In the occupied West Bank, Hafeth Ghazawneh waits in quiet frustration for customers to visit his falafel stall, which has been deserted since the October 7 Hamas attacks in Israel.
His breakfast and lunch offerings were popular with craftsmen from workshops near Al-Bireh, the twin city of Ramallah, before the Israel-Hamas war broke out.
“Now they’re bringing their meals from home because the situation is so difficult,” Ghazawneh tells AFP, fearing he will have to shut up shop if the war in the Gaza Strip continues.
Ghazawneh says his income has plummeted from around 7,000 shekels ($1,850) per month to just 2,000 ($530).
His worsening situation reflects the current status of the West Bank economy, which is in tatters as the war in Gaza rages.
The conflict erupted after Hamas militants attacked southern Israel on October 7, resulting in the deaths of around 1,140 people in Israel, mostly civilians, according to an AFP tally based on the latest Israeli figures.
Israel’s blistering retaliation has killed at least 24,448 people, around 70 percent of them women, children and adolescents, according to the Hamas government’s health ministry in Gaza.
The World Bank has estimated the West Bank’s GDP could fall by six percent this year, while the International Labour Organization said 32 percent of jobs have already been lost.
The unemployment rate has skyrocketed to 30 percent, up from 14 percent before the war, according to Taher al-Labadi, a researcher at the French Institute for the Near East (Ifpo).
Ballooning losses
Israel has also withdrawn 130,000 work permits from Palestinians in the West Bank, leaving many with no source of income.
The three million Palestinians living in the West Bank, which Israel has occupied since 1967, cannot travel to Israel without a permit.
Bishara Jubran, manager of a household products and cosmetics factory in Ramallah, considers himself lucky because he has been able to keep all 70 of his employees on the books.
But his business has stopped producing soaps made from Dead Sea ingredients which he used to sell to hotels.

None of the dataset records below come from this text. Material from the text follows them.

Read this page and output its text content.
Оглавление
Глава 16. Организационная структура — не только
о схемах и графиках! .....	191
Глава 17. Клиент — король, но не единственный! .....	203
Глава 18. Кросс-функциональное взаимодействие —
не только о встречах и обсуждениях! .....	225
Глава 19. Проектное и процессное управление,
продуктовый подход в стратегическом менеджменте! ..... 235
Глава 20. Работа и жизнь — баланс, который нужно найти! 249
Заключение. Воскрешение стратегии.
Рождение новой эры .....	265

As the war rages and visitors stay away, he estimates his losses at $200,000 last year.
He keeps his factory afloat by selling washing powder and other household products on the Palestinian market.
But none of his goods are allowed into Gaza, a key market that used to make up 20 percent of his sales.
In the West Bank, transport costs have increased because of a growing number of checkpoints and the sealing off of certain towns by the Israeli army, Bishara says.
“Many times the truck leaves and it takes them like four or five hours to reach… the north in Nablus to find out that he cannot enter the city. So he just comes back,” he says.
Now he makes a delivery every two or three days, down from two a day before the war.
Such factors have led to a contraction of the economy, which is now operating at 50 percent of its capacity, according to Abdo Idris, president of the Palestinian Chamber of Commerce.
Economy ‘asphyxiated’
The Palestinian economy was already “asphyxiated” and highly dependent on Israel before the war, researcher Labadi says.
Under the Oslo Accords of the 1990s, it was agreed that a political status quo would be maintained and Palestinians were promised economic development.
But this status quo was undermined by Israel’s “colonisation of the West Bank”, Labadi says, lamenting that Palestinian economic development “did not take place”.
As a result, in times of crisis, the increasingly fragile Palestinian economy finds itself “deprived of all its resources and with a very limited capacity for resilience”, he says.
Israel controls the borders of the West Bank and collects taxes on Palestinian products, which it must then pass on to the Palestinian Authority.
But since October 7, those taxes have not been paid.
As of December, Israel had not paid two billion shekels in taxes imposed on Palestinian products, according to the Palestinian finance ministry.
The Palestinian Authority has struggled to pay public servants since the taxes were withheld.
Civil servants told AFP their salaries for December have still not been paid.
In October, they received 50 percent of their wages, and 65 percent in November.
“The fear of the unknown is killing us,” Jubran says. “We don’t know if we’ll be able to go to work tomorrow.”